The two car bombings made no casualties, security sources report.
No one claimed responsibility for the attacks.
UN-sponsored GNA since entering Tripoli late March has established its main office in the naval base protected by heavily armed militias that have paid allegiance to nominal Prime Minister Faiez Serraj.
Serraj and his cabinet have gradually expanded their authorities in the capital since March after they took over several ministries formerly occupied by rival Libyan Dawn administration which had been opposed to the GNA arrival in Tripoli.
The GNA birthed out of the Libyan Political Agreement (LPA) signed in Morocco in December, has been tasked to re-unify Libya factions and solve the numerous challenges that have gripped the oil-rich country since the demise of former strongman Muammar Gaddafi in 2011.
Enjoying popularity upon arrival in Tripoli, the GNA is now facing growing public discontent due to a number of social issues including shortage of cash, continuous and repeated power cuts, growing humanitarian predicaments.
Speaking to a Swiss media last month, Head of UNSMIL, Martin Kobler, indicated that the GNA is on the verge of falling if nothing is done to meet the social needs.
Another major problem faced by the GNA is the security puzzle in the capital and across the country posed by the Islamic State group.
The unity government are close to a win against the terrorist group in Gaddafi’s hometown of Sirte.
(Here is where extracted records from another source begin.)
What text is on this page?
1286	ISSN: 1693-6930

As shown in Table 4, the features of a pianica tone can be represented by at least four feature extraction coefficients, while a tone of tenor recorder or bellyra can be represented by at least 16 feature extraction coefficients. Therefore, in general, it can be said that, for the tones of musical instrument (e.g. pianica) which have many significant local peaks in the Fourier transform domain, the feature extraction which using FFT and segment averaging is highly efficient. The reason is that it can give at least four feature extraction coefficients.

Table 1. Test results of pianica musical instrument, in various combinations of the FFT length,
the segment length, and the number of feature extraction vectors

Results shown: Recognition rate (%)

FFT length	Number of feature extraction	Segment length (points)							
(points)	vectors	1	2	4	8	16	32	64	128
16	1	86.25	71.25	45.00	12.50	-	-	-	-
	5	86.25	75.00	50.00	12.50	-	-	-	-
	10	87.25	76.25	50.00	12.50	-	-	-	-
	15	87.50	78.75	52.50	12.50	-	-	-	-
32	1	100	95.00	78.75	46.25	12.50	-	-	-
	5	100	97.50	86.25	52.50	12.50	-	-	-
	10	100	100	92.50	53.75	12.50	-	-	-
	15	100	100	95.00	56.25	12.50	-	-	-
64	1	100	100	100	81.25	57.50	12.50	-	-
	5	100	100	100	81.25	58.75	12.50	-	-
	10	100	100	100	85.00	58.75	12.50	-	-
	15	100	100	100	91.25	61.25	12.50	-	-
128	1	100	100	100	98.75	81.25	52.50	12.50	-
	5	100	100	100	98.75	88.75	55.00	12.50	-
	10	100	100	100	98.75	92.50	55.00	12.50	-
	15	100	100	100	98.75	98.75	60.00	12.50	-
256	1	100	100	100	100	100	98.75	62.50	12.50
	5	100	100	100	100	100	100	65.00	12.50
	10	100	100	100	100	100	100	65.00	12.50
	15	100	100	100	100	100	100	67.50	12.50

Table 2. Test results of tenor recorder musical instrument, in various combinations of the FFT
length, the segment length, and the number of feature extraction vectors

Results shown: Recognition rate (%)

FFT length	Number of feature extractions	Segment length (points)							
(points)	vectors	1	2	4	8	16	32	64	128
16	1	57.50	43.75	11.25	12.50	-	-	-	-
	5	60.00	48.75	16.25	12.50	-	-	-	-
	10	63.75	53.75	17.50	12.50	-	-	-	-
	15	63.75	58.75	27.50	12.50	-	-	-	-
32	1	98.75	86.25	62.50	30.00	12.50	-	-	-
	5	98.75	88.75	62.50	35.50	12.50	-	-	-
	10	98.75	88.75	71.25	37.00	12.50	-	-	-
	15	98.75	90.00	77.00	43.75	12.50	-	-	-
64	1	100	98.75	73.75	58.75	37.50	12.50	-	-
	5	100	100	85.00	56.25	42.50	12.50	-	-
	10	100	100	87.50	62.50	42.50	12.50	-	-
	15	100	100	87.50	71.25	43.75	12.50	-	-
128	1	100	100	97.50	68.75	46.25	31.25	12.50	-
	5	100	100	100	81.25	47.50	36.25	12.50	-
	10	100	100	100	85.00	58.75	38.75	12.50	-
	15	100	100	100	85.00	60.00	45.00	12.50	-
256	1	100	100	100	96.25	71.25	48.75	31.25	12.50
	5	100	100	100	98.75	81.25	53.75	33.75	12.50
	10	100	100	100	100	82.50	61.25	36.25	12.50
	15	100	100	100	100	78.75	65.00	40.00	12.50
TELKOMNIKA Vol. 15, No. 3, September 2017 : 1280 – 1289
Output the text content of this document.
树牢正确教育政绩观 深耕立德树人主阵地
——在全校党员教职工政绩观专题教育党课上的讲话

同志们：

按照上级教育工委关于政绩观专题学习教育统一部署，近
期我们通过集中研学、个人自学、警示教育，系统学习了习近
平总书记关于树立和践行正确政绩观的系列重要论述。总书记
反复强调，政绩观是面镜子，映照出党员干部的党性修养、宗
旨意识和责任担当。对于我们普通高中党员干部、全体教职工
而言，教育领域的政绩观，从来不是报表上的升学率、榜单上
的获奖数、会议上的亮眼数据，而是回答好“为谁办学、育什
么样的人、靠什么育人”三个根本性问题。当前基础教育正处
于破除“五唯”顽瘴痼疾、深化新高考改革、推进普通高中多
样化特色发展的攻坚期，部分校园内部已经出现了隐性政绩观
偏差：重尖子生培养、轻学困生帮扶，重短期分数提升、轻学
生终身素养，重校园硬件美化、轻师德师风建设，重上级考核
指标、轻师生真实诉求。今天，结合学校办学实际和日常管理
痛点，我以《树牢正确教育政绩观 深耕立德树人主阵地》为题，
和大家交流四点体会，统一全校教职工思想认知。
The anti-IS campaign launched in May, and supported later on by US air force, is inching towards the end as Misrata forces aligned with the GNA are about to clear the last holdouts of the terrorist group in the city.
Commenting on the US aerial support, Obama’s Secretary of Defense, Ash Carter Wednesday announced he was convinced IS would fall shortly.
The US early last month said it joined the campaign upon Serraj’s request. US military command for Africa known as US-Africa Command has launched more than 100 airstrikes against IS positions in Sirte.